Primo passo della Trilogia della vita, il Decameron si chiude su una battuta dello stesso Pasolini nelle vesti dell’allievo Giotto. Queste le parole, pronunciate di spalle, dinanzi all’affresco in Santa Chiara, a Napoli: «Perché realizzare un’opera quando è così bello sognarla soltanto?». L’explicit suona come una dichiarazione di poetica perentoria e problematica che parte dal finale e si dissemina anche retroattivamente in tutta l’opera pasoliniana, legandosi al contempo a un’altra frase, quella posta in epigrafe all’episodio ultimo della Trilogia, il Fiore delle mille e una notte. Frase che recita:«la verità non sta in un solo sogno, ma in molti sogni». Giotto (così nella sceneggiatura, che nel film diventa un “allievo di Giotto”) sogna paradiso, inferno e Giudizio universale, imitando con tableaux vivants la grande pittura del Trecento.
Presentato al Festival di Berlino il 29 giugno 1971, il Decameron venne premiato con l’Orso d’argento. In Italia uscì il 25 agosto dello stesso anno, attirando su di sé accuse di pornografia, denunce e domande di sequestro.
Spostando la scena – e il sogno, come scena primaria – da Firenze a Napoli, Pasolini decontestualizza storicamente lo scenario della peste, affidando a Giotto la veste di attraversatore di volti e tempi e spazi, sempre in bilico tra la realtà dei poveri e l’irrealtà dei ricchi, tra l’osceno e il sacro, tra il corpo e la sua celebrazione. Giotto appare quindi, nelle parole dello stesso Pasolini, consegnate al trattamento del film, «buffo come un pagliaccio, con quel suo occhio divino che vede tutto, (…) e tutto trasforma in qualcosa di fisso e di eterno che vince il tempo».
Il rapporto col tempo è inscritto nelle immagini ferme, nelle istantanee dei volti e dei luoghi che Giotto «si imprime nella memoria», risognandoli in una pittura che inscrive sul muro segni e frammenti di quel tempo, in un film dove il rapporto tra vedere e non vedere, tra finire e proseguire, tra tempo dell’opera e tempo della vita riveste una funzione chiave.
Nel Decameron «gioco una realtà che mi piace ancora ma che nella storia non c’è più. Ho scelto Napoli per il Decameron perché Napoli è una sacca storica: i napoletani hanno deciso di restare quello che erano, e, così, di lasciarsi morire» (Io e Boccaccio, Intervista di Dario Bellezza, “L’Espresso”, 22 novembre 1970).

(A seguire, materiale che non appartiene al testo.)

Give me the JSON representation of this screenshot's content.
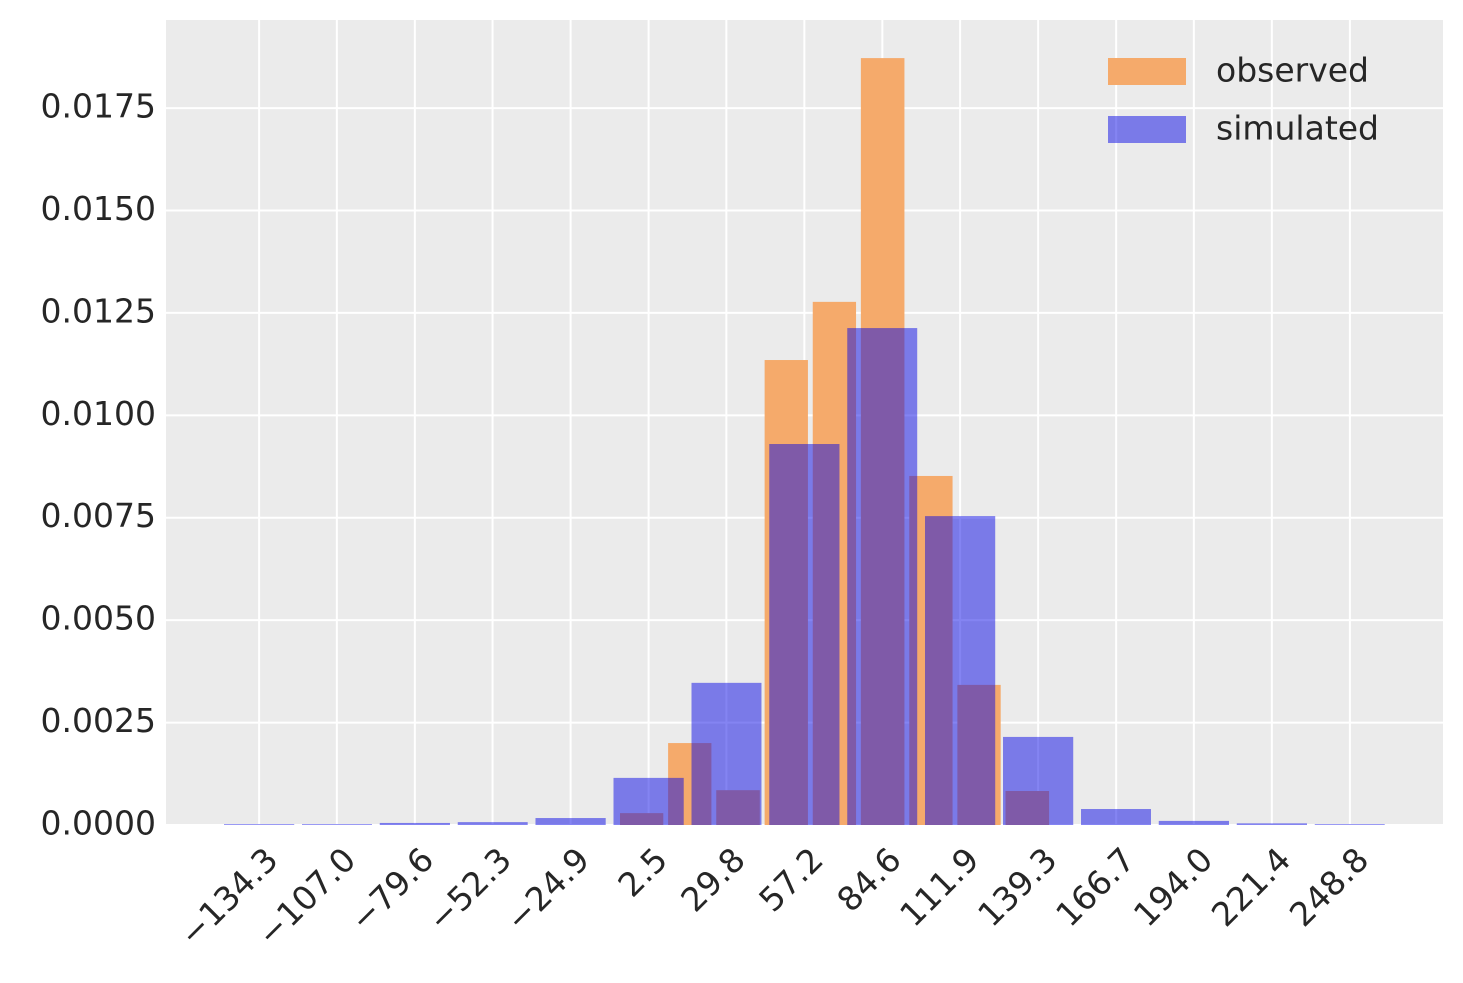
{
  "chart_data": {
    "type": "histogram",
    "xlim": [
      -167.0,
      281.5
    ],
    "ylim": [
      0,
      0.01965
    ],
    "xticks": [
      {
        "value": -134.3,
        "label": "−134.3"
      },
      {
        "value": -107.0,
        "label": "−107.0"
      },
      {
        "value": -79.6,
        "label": "−79.6"
      },
      {
        "value": -52.3,
        "label": "−52.3"
      },
      {
        "value": -24.9,
        "label": "−24.9"
      },
      2.5,
      29.8,
      57.2,
      84.6,
      111.9,
      139.3,
      166.7,
      {
        "value": 194.0,
        "label": "194.0"
      },
      221.4,
      248.8
    ],
    "yticks": [
      {
        "value": 0,
        "label": "0.0000"
      },
      0.0025,
      {
        "value": 0.005,
        "label": "0.0050"
      },
      0.0075,
      {
        "value": 0.01,
        "label": "0.0100"
      },
      0.0125,
      {
        "value": 0.015,
        "label": "0.0150"
      },
      0.0175
    ],
    "grid": true,
    "legend": "upper right",
    "series": [
      {
        "name": "observed",
        "color": "#f5aa6b",
        "bins": [
          -8.4,
          8.5,
          25.4,
          42.4,
          59.3,
          76.2,
          93.2,
          110.1,
          127.0,
          144.0
        ],
        "values": [
          0.00029,
          0.002,
          0.00085,
          0.01135,
          0.01277,
          0.01872,
          0.00852,
          0.00342,
          0.00083
        ]
      },
      {
        "name": "simulated",
        "color": "#0a0ae6",
        "bins": [
          -148.0,
          -120.6,
          -93.3,
          -65.9,
          -38.6,
          -11.2,
          16.2,
          43.5,
          70.9,
          98.2,
          125.6,
          153.0,
          180.3,
          207.7,
          235.1,
          262.4
        ],
        "values": [
          2e-05,
          2e-05,
          5e-05,
          7e-05,
          0.00017,
          0.00115,
          0.00347,
          0.0093,
          0.01213,
          0.00754,
          0.00215,
          0.00039,
          0.0001,
          4e-05,
          2e-05
        ]
      }
    ]
  }
}
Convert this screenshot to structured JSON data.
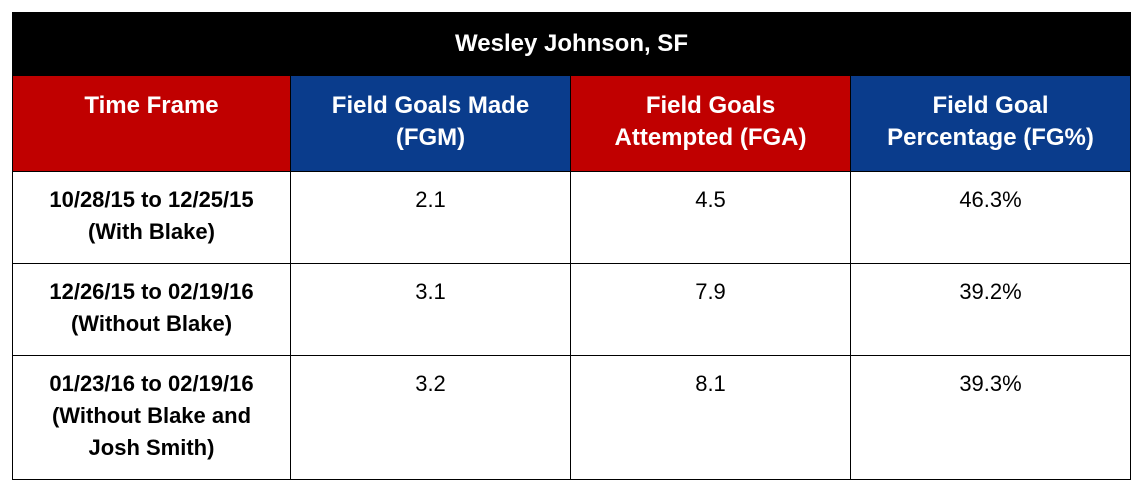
{
  "table": {
    "title": "Wesley Johnson, SF",
    "headers": [
      {
        "line1": "Time Frame",
        "line2": "",
        "bg": "#c00000"
      },
      {
        "line1": "Field Goals Made",
        "line2": "(FGM)",
        "bg": "#0a3c8c"
      },
      {
        "line1": "Field Goals",
        "line2": "Attempted (FGA)",
        "bg": "#c00000"
      },
      {
        "line1": "Field Goal",
        "line2": "Percentage (FG%)",
        "bg": "#0a3c8c"
      }
    ],
    "rows": [
      {
        "frame": [
          "10/28/15 to 12/25/15",
          "(With Blake)"
        ],
        "fgm": "2.1",
        "fga": "4.5",
        "fgp": "46.3%"
      },
      {
        "frame": [
          "12/26/15 to 02/19/16",
          "(Without Blake)"
        ],
        "fgm": "3.1",
        "fga": "7.9",
        "fgp": "39.2%"
      },
      {
        "frame": [
          "01/23/16 to 02/19/16",
          "(Without Blake and",
          "Josh Smith)"
        ],
        "fgm": "3.2",
        "fga": "8.1",
        "fgp": "39.3%"
      }
    ]
  }
}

Leggiamo dalla sceneggiatura del Decameron:
[L’allievo di Giotto] sogna l’Universo dopo la fine del mondo, è un Universo piccolo, che comprende poche centinaia di persone, e potrebbe essere contenuto in uno stanzone. Ma, per quanto piccolo, tale Universo è immenso, perché comprende al centro, in un ovale di luce circondato da facce di Angeli, il Signore Iddio [sarà in realtà, nel film, la Madonna col Bambino]. Alla sua destra e alla sua sinistra, ci sono, quasi simmetriche, le file dei Beati, che lo contemplano. Ci sono quelli più fortunati in prima fila, e poi tutti gli altri, di cui si vedono solo le teste, con le aureole che luccicano meravigliosamente. Dietro a tutti questi c’è il Cielo, anzi, essi sono nel Cielo. Il Cielo è nettamente diviso dall’Inferno; perché l’Universo di Giotto è nettamente diviso tra il Bene e il Male. Nello scuro Inferno, scavato nel tufo, ne succedono di tutti i colori: schiere di Dannati aspettano di essere giudicati per le loro Pene, con la disperazione negli atti e negli occhi, sorvegliati da Diavoli pelosi come scimmie. Più sotto, ci sono i Dannati che hanno cominciato la loro Eternità Infernale: le loro Pene sono le più crudeli, e il fuoco che li tormenta brilla secondo Giustizia, illuminando i Diavoli. La visione frontale e ingenua di Giotto – poiché questo è un sogno realistico – è piena di prospettive folli e vere di un luminismo caravaggesco, dove il solo è sole e il fuoco è fuoco. La visione è grandiosa; mai in tutto il film si è visto niente di simile: c’è da restare a bocca aperta davanti alla grandezza, alla bellezza, alla verità.